Another example was tonight when I had a patient come in because she fell and broke her femur. Due to a blood gas that showed her CO2 was 64 she was ordered on BiPAP. She was in no respiratory distress and had no other indication for the BiPAP. So, I participated in RT procrastination.

I suppose another definition her is RT hope. You delay, and then you set it up hoping the patient will realize he doesn't want it, it's inconvenient, and refuse the therapy. However, more often than not, RT hope merely comes down to RT frustration, which is irritation that a patient says something like, "Well, the doctor ordered it, so I must need it."

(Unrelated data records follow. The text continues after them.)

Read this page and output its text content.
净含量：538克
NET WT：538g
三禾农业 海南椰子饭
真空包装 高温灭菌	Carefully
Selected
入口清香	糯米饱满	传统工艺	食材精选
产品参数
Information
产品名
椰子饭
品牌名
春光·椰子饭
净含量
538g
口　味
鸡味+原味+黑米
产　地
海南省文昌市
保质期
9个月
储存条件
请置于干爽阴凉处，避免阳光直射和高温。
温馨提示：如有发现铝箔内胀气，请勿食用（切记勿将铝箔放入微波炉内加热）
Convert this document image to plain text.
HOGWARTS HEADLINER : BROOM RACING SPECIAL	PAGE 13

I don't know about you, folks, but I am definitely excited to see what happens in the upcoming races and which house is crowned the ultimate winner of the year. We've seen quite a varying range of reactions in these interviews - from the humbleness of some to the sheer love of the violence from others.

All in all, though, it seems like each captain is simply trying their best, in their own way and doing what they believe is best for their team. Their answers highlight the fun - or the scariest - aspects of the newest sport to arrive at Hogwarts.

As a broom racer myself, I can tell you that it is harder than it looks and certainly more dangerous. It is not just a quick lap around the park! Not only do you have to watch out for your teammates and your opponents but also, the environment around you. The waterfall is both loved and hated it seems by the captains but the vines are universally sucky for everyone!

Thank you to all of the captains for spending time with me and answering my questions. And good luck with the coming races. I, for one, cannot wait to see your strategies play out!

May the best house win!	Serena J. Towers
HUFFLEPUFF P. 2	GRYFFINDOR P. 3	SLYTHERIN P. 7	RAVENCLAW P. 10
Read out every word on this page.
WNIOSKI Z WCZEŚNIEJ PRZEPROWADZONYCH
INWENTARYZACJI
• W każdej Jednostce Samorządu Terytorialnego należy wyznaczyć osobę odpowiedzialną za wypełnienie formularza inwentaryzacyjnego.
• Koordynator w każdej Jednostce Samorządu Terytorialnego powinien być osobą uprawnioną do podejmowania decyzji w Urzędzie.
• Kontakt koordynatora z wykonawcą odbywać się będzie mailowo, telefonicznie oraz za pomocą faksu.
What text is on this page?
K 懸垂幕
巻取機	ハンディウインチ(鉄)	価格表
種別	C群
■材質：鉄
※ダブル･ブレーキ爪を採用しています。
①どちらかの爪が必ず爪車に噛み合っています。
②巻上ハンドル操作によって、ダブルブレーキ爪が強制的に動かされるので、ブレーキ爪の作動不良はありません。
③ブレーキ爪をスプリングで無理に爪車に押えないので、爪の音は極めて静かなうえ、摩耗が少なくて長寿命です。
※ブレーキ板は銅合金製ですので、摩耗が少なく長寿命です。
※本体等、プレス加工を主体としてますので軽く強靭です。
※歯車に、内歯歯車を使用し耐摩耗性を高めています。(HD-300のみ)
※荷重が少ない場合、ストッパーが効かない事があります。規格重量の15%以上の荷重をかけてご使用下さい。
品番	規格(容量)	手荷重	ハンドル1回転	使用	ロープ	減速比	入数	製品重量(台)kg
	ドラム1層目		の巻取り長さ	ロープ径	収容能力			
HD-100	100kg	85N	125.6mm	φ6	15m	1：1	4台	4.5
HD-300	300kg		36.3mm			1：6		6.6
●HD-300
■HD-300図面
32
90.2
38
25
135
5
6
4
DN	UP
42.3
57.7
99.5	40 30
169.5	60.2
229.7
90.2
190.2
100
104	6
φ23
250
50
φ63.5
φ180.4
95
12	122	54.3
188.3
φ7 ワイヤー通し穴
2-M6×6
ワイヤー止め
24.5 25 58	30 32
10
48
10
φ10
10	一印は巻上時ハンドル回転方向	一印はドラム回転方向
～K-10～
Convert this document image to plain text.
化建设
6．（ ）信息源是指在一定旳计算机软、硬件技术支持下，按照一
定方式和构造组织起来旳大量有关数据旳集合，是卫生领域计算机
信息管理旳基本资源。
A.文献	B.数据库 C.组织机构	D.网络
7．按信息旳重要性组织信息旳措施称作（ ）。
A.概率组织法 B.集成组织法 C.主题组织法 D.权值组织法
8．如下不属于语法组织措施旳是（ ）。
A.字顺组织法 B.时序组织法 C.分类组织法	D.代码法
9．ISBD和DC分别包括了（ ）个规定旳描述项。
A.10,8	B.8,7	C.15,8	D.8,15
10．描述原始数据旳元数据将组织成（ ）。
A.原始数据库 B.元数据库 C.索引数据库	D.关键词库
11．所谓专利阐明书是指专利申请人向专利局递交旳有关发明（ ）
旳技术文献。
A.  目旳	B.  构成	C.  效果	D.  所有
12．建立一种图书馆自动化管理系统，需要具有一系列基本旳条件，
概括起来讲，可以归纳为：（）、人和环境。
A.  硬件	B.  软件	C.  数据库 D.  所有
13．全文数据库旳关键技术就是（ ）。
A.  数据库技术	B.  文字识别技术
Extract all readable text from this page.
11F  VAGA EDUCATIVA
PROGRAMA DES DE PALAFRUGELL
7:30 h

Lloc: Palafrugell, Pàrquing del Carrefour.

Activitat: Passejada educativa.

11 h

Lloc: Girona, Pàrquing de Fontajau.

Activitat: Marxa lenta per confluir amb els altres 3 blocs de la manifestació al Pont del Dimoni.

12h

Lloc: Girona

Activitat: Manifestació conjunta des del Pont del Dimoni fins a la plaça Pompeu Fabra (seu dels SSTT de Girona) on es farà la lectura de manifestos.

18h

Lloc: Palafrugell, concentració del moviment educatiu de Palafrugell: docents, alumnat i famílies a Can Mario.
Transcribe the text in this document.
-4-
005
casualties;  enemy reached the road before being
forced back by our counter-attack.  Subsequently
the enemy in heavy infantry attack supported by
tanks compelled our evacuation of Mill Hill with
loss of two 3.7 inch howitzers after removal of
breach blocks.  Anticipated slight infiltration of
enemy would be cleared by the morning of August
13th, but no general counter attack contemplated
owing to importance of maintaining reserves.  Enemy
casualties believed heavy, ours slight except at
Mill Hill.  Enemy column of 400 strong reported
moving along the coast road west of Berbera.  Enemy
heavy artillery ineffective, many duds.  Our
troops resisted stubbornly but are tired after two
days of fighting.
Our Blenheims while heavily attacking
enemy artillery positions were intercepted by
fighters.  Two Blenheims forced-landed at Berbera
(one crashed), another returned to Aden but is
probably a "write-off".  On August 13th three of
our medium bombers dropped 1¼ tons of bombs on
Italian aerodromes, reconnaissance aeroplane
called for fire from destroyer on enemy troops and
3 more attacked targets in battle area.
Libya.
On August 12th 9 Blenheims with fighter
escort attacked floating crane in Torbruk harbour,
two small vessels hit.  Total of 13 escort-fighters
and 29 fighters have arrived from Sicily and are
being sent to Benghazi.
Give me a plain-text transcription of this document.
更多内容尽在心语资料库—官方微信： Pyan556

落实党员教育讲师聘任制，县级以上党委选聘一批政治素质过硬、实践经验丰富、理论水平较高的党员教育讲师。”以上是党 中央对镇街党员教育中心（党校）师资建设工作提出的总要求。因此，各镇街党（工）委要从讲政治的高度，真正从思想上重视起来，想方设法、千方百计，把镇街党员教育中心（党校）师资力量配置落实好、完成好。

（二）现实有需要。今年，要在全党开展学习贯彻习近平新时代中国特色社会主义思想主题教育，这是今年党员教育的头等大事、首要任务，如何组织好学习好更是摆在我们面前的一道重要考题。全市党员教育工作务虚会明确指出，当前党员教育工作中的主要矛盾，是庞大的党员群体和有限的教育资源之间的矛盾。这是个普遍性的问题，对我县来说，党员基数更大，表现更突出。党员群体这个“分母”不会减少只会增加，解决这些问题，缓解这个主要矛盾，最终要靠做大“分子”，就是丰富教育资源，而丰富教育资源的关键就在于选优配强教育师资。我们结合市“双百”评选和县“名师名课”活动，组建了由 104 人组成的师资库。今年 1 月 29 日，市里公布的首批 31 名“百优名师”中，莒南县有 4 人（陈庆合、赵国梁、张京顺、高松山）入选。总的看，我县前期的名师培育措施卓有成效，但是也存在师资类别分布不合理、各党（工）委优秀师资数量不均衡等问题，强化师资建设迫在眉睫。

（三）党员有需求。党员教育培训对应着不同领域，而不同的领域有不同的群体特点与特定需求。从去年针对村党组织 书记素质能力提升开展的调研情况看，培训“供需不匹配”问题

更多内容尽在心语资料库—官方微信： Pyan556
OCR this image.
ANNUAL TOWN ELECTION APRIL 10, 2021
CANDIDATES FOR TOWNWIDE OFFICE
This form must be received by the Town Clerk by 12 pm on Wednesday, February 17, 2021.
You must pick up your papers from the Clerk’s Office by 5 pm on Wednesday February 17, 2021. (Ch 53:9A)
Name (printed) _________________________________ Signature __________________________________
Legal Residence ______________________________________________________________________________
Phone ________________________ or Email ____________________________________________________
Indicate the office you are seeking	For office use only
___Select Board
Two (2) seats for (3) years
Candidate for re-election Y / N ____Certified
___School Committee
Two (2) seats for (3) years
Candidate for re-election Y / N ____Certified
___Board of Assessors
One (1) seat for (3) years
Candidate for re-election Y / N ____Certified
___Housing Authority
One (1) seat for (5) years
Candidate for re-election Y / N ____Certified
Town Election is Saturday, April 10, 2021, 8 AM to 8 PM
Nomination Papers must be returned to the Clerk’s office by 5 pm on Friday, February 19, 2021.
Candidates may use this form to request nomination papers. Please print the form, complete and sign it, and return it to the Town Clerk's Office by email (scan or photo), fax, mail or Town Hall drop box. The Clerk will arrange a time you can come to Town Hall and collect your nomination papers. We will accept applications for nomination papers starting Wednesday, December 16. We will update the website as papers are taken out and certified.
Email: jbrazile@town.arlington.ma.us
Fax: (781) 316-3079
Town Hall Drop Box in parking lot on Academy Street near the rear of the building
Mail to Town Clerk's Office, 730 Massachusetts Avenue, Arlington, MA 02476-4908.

Look, patients, I was 11-years-old and I knew a stupid doctor order when I saw it. If you don't want to do it, if it makes you uncomfortable, and you don't need it, refuse it. That's simple common sense.

2 comments:

TOTWTYTR said...

Many patients don't realize, and many practitioners capitalize upon that ignorance, that they can refuse any treatment or any portion of a treatment without refusing ALL treatment. I had a patient that refused to let me start an IV in the field, but still wanted NTG for his chest pain. After making sure that his vital signs were OK, we gave the NTG.

The triage nurse couldn't quite grasp the concept. Oh well.

Anonymous said...

I have many co-workers who will force breathing treatments on the proverbial gallbladder surgery patient who had never heard of breathing treatments until their moron doctor ordered them Q4ever after surgery - even after the patient questions the legitimacy of the order. I, on the other hand, agreeing with the patient, spin on my heals, note patient refused treatment and move on my merry way.